NeurIPS 2019
Sun Dec 8th through Sat the 14th, 2019 at Vancouver Convention Center
Reviewer 1
Originality: The idea is interesting, and to the best of my knowledge hasn't been tested before. However, applying gradient descent to update parameters is not very original. Clarity: Overall, the paper is well written. Te structure can be improved however. For example, having the related works sections right before the conclusion is quite disturbing. Quality: The description of the method is sound and technically correct. The experimental section is well designed and fairly assess the method. I particularly appreciate the experiments with noisy labels. However, I have some concerns. Can the authors comment on the importance of the instance weights? Adding a trainable weight per sample can substantially increase the size and capacity of the model. This can make the comparison to the baselines unfair. Moreover, a missing analysis in the paper is to track and try to analyze the parameters in order to check if they actually do what they are expected to, i.e. prioritize the easy samples in the beginning of training and progressively evolve towards uniform importance. Significance: The experimental results are extensive and show significant improvement over the state-of-the-art models in several settings and for several datasets. This proves the the interest of the method, but again, it is not clear to me how much of this performance gain is due to the curriculum learning mechanism.
Reviewer 2
Originality: The intuition of the model is similar to existing curriculum base model (e.g. MentorNet), but the approach to estimate the weight of each example is new. In this paper, the authors proposed to learn the weight of each instance/class with a gradient descent. The related work section is clear and explain the difference with existing approaches. Quality: The proposed dynamic curriculum learning framework is validated on image classification and object detection tasks. In particular, the proposed curriculum based approach outperforms existing curriculum based approaches like MentorNet. The model is also accurate when it learns with noisy labels because it learns to ignore noisy training examples. Clarity: The submission is clearly written and well organised. Significance: A lot of approaches have been proposed recently to speed-up the training of deep models. I think that using curriculum based models is an interesting direction to speed-up the convergence. I also think that designing models that are robust to noisy labels is an important problem because a lot of real data contains noisy labels. --------------------------------------------- The rebuttal addresses my concerns and I think it is a good paper.
Reviewer 3
The paper presents a novel approach to curriculum learning, by introducing two new sets of parameters to learn, one per class and one per example, which correspond to temperatures in the softmax classification layer, and can easily be trained by gradient descent. When considering the class-based version (equation 1), I wonder why the model without that extra set of parameters cannot learn the same thing through the existing weights (it's just a scaling of the logit, after all).
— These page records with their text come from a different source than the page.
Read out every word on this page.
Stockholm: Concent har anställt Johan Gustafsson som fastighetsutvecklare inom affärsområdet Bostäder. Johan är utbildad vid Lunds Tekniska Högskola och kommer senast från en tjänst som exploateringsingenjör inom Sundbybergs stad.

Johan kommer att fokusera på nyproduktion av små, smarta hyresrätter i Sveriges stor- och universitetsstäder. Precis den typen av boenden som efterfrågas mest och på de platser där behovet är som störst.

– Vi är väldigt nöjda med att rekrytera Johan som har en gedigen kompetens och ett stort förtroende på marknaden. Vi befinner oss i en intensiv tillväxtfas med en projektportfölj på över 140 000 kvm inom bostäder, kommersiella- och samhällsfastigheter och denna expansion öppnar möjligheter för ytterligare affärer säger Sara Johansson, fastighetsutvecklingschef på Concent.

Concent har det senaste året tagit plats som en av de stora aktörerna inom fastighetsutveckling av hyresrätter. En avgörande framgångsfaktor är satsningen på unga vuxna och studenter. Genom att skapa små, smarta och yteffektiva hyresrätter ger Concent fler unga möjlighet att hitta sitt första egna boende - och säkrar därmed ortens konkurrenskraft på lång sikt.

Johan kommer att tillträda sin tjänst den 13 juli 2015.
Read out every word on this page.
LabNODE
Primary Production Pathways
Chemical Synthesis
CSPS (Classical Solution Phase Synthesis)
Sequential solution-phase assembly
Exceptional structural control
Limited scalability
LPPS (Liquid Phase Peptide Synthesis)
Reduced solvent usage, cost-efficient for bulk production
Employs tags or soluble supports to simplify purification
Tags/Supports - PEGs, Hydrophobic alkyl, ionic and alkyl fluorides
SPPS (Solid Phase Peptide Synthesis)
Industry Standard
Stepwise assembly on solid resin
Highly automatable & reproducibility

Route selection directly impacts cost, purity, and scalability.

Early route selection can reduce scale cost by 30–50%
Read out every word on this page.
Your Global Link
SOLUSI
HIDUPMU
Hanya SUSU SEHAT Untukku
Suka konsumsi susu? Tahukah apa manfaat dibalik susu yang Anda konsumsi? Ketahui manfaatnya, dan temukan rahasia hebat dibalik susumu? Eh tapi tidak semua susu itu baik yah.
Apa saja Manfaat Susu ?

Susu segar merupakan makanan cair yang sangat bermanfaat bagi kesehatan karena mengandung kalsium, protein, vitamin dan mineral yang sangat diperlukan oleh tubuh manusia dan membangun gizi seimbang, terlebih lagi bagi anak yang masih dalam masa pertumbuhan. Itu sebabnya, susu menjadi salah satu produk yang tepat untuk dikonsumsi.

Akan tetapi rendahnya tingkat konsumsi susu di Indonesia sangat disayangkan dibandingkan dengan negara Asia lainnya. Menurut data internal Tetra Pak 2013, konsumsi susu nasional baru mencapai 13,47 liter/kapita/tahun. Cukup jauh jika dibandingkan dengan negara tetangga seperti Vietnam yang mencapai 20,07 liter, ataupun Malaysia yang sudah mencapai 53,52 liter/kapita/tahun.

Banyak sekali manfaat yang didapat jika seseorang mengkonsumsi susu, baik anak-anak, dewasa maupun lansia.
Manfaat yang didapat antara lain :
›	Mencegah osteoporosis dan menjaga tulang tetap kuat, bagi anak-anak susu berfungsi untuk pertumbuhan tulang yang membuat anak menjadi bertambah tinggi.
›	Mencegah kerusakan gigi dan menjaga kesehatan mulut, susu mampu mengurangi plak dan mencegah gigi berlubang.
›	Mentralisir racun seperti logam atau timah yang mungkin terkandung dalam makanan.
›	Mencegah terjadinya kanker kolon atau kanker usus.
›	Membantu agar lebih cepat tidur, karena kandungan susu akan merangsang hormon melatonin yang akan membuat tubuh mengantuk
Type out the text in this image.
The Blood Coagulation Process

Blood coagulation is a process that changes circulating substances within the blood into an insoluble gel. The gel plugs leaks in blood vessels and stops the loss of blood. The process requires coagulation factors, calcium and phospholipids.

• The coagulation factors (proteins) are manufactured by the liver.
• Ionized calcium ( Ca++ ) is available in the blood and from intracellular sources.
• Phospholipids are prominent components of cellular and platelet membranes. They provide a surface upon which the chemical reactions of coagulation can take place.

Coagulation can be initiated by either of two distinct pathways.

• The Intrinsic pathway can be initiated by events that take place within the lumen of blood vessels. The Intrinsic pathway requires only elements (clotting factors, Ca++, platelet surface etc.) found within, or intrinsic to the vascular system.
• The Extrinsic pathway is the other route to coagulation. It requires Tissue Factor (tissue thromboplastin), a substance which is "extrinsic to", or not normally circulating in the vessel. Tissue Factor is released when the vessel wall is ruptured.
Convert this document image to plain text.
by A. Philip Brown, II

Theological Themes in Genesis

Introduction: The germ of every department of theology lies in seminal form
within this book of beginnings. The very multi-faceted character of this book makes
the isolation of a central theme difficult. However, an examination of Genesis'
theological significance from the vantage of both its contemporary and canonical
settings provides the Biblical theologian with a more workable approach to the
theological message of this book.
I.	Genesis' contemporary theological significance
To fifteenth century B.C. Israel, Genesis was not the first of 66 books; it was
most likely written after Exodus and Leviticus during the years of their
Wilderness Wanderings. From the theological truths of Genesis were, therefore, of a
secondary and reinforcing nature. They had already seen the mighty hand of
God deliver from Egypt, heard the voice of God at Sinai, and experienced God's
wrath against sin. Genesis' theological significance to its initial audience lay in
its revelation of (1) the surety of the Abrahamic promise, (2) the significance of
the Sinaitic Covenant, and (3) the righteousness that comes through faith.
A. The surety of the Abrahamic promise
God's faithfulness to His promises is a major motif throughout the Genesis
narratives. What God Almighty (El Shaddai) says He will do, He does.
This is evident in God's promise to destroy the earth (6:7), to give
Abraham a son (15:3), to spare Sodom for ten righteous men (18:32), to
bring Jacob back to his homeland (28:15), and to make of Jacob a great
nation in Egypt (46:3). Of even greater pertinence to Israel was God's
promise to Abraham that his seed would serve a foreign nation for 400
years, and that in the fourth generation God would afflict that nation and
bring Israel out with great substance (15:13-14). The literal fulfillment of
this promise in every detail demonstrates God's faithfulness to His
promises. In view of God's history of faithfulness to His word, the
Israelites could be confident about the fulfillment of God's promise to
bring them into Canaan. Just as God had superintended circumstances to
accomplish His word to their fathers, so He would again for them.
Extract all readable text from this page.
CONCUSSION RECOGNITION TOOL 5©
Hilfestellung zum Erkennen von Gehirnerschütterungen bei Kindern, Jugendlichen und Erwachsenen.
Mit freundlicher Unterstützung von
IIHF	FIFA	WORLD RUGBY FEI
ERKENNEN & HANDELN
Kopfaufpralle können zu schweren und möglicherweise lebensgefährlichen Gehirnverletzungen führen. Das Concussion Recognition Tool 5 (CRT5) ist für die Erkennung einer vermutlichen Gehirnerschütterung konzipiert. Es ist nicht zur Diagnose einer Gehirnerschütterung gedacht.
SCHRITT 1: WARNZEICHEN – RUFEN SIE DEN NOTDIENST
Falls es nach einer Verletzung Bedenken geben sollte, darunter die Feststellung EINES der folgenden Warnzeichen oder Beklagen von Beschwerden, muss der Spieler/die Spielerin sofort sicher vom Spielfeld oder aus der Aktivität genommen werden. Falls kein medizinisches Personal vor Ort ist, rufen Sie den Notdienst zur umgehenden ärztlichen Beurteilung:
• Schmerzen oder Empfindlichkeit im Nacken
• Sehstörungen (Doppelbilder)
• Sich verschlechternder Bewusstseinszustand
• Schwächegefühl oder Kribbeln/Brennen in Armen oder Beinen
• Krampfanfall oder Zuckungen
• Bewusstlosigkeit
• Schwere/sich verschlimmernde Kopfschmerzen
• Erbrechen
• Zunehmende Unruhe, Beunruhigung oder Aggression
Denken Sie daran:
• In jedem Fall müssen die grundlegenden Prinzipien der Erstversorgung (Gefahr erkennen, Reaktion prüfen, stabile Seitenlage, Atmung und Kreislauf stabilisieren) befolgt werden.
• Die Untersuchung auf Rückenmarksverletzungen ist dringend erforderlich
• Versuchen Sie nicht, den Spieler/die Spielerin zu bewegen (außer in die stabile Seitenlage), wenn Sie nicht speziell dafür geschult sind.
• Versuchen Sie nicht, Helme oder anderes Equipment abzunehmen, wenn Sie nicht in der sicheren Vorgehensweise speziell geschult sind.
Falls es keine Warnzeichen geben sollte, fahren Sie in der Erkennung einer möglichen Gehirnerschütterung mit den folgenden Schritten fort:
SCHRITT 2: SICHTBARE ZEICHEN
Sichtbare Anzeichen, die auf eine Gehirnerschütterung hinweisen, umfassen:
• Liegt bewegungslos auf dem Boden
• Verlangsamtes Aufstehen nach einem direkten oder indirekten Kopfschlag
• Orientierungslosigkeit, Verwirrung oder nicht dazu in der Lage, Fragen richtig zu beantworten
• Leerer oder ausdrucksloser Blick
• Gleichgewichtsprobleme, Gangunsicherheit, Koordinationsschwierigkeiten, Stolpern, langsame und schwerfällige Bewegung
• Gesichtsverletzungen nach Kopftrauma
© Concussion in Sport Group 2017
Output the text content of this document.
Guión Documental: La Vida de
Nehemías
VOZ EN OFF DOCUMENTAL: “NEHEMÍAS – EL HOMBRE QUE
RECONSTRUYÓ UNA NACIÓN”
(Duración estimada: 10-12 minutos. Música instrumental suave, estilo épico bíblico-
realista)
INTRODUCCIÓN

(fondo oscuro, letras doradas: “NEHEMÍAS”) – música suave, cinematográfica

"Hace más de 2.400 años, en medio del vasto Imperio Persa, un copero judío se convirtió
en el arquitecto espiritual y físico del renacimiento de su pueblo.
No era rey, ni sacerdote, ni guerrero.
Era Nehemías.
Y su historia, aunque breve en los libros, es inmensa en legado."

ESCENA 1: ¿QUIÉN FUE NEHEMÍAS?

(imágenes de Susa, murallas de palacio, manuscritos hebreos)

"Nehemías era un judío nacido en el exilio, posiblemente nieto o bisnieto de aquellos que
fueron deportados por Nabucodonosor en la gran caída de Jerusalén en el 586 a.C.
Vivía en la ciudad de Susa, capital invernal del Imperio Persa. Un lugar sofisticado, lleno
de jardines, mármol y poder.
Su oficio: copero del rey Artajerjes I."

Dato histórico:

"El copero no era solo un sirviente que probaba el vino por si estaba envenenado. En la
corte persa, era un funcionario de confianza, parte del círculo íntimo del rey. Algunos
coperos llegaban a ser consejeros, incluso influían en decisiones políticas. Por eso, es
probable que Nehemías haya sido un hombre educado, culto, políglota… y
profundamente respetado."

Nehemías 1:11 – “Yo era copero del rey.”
For instance-level temperatures, it makes more sense but again, this can only work with small enough datasets where each example is expected to be seen many times; in the context of a very large dataset, it's unlikely that each example would be seen enough by the model to learn a relevant temperature. Having a temperature parameter that is a function of the example (and maybe the label) could alleviate this (but this might become similar to other competing approaches, no?) I would suggest numbers given in the text page 5 around line 170 be put in the relavant Table 1 for ease of comparison. I didn't understand the difference suggested on page 8, line 285-286.